Status kesehatan dan jadwal Topuria
Saat ini Ilia Topuria tengah menjalani proses pemulihan pasca-cedera yang ia alami saat menghadapi Justin Gaethje. Kondisi tersebut menjadi salah satu alasan mengapa kemungkinan duel melawan Makhachev belum bisa dipastikan waktunya. Pemulihan cedera dan kesiapan fisik akan menjadi faktor penentu sebelum negosiasi atau rencana pertandingan bisa berlanjut.
Persiapan Makhachev dan jadwal lawan berikutnya
Sementara itu, Islam Makhachev sudah memusatkan perhatian pada lawan berikutnya. Ia sedang bersiap untuk menghadapi Ian Garry sebagai bagian dari penjadwalan pertarungan pada 15 Agustus di acara UFC 330, yang disebut sebagai pembelaan gelarnya untuk kelas welter dalam jadwal tersebut. Langkah Makhachev ke arah pertandingan itu mengindikasikan bahwa potensi bentrokan dengan Topuria belum masuk agenda mendesak.

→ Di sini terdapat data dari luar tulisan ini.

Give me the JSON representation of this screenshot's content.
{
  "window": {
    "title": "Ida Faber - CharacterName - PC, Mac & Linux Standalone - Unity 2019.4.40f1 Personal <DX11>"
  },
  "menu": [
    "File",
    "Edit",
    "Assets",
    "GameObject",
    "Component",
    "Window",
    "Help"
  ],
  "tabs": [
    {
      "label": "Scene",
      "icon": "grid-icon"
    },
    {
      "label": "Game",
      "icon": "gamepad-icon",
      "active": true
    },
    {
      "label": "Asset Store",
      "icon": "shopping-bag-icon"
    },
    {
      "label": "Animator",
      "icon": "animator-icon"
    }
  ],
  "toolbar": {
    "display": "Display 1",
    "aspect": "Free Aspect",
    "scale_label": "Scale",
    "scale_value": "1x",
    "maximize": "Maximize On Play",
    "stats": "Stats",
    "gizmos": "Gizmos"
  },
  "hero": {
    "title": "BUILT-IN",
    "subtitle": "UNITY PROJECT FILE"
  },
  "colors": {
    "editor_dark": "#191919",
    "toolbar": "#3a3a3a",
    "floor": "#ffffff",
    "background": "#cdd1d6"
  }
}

Pernyataan Jones lantas jadi bahan pergunjingan di kalangan penggemar dan analis MMA. Ada yang setuju dengan penekanan pada daya pukul Topuria, sementara pihak lain menilai pengalaman teknik gulat Makhachev dan kemampuannya mengontrol tempo pertarungan menjadi parameter utama jika keduanya benar-benar bertemu.
Bagi Topuria, kemenangan KO menjadi modal besar yang membuatnya tetap menjadi ancaman serius meski baru saja mengalami kekalahan. Sedangkan bagi Makhachev, menerapkan strategi gulat untuk mengambil kendali pertarungan dipandang sebagai jalan realistis menuju kemenangan. Jones menyorot kedua aspek itu tanpa memihak secara mutlak, namun dengan preferensi yang jelas saat bertaruh secara pribadi.
Hingga kini belum ada kepastian kapan atau apakah duel antara Ilia Topuria dan Islam Makhachev bakal terlaksana. Faktor cedera, agenda pertarungan lain, dan dinamika di divisi masing-masing akan menentukan apakah pertarungan yang banyak diidamkan penggemar itu benar-benar terjadi. Sementara itu, pernyataan Jones menambah lapisan diskusi seputar siapa yang lebih diunggulkan jika laga itu jadi terselenggara.
Penggemar dan pengamat MMA mesti menunggu perkembangan kondisi Topuria serta hasil pertandingan Makhachev melawan Ian Garry untuk mendapatkan gambaran lebih jelas. Hanya waktu yang akan memperlihatkan apakah pilihan Jones soal Ilia Topuria akan terbukti tepat atau tidak.